Use specific filters:
  • ✅ “Gmail: from VIP customers list AND subject contains ‘urgent’”
  • ❌ “Any email”
Add safeguards:
  • ✅ “Max once per 30 minutes to prevent duplicate processing”
  • ❌ No frequency limits (risk of trigger spam)
Consider dependencies:
  • ✅ “When Salesforce deal closes AND Stripe payment received”
  • ❌ “When deal closes” (may trigger before payment confirmed)
Include context in notifications:
  • ✅ “Post to Slack: ‘[Trigger Type] - [Details] - [Action Taken]’”

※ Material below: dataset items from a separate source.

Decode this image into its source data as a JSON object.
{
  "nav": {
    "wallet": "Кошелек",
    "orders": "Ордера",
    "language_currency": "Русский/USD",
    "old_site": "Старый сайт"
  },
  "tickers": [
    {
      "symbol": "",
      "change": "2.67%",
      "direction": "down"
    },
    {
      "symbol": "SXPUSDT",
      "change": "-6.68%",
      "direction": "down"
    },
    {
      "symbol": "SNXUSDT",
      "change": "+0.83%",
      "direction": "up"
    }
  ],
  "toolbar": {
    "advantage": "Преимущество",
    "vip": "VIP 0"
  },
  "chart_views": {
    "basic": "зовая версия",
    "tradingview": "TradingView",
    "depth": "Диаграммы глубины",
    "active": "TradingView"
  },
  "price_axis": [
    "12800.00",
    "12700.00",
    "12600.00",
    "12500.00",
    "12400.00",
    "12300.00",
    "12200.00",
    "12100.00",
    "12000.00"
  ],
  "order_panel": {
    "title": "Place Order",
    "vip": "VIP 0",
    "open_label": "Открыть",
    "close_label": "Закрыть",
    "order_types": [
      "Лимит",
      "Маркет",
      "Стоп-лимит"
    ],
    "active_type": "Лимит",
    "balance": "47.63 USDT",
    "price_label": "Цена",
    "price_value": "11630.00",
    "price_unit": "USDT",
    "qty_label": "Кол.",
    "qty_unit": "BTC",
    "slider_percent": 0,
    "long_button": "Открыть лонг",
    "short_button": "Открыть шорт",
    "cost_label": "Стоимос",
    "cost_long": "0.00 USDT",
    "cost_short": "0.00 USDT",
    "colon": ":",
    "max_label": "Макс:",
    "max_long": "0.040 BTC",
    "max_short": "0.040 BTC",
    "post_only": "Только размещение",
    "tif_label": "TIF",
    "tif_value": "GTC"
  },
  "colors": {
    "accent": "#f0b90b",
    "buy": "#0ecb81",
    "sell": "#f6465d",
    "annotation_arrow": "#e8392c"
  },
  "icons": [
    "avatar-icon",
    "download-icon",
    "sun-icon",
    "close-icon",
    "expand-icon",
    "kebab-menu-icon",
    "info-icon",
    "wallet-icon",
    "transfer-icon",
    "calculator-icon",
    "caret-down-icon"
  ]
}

  • ❌ “Notify team” (lacks context)

Common Questions

Q: What happens if a scheduled task fails? A: Komo logs the error, and you could view failure details in execution history. Q: Can I run a workflow both on schedule AND on trigger? A: Yes. Set up multiple triggers for the same agent—one schedule-based, others event-based. Q: What timezone are schedules in? A: Your account timezone (set in Schedule configs). Override by specifying timezone: “9 AM EST” or “14:00 UTC”. Q: How many schedules/triggers can I have? A: Depends on your plan. Standard: 5 per agent. Enterprise: unlimited. Q: Can I test a trigger without waiting for the event? A: Yes. Use “Run Agent” in the playbook editor to simulate the event and verify agent behavior. Q: Do triggers work across time zones? A: Yes. Event triggers fire immediately regardless of timezone. Scheduled triggers respect specified timezone. Q: What happens if I’m not connected to an app when a trigger fires? A: Trigger fails and notifies you to reconnect. Once reconnected, you can manually replay missed events if needed.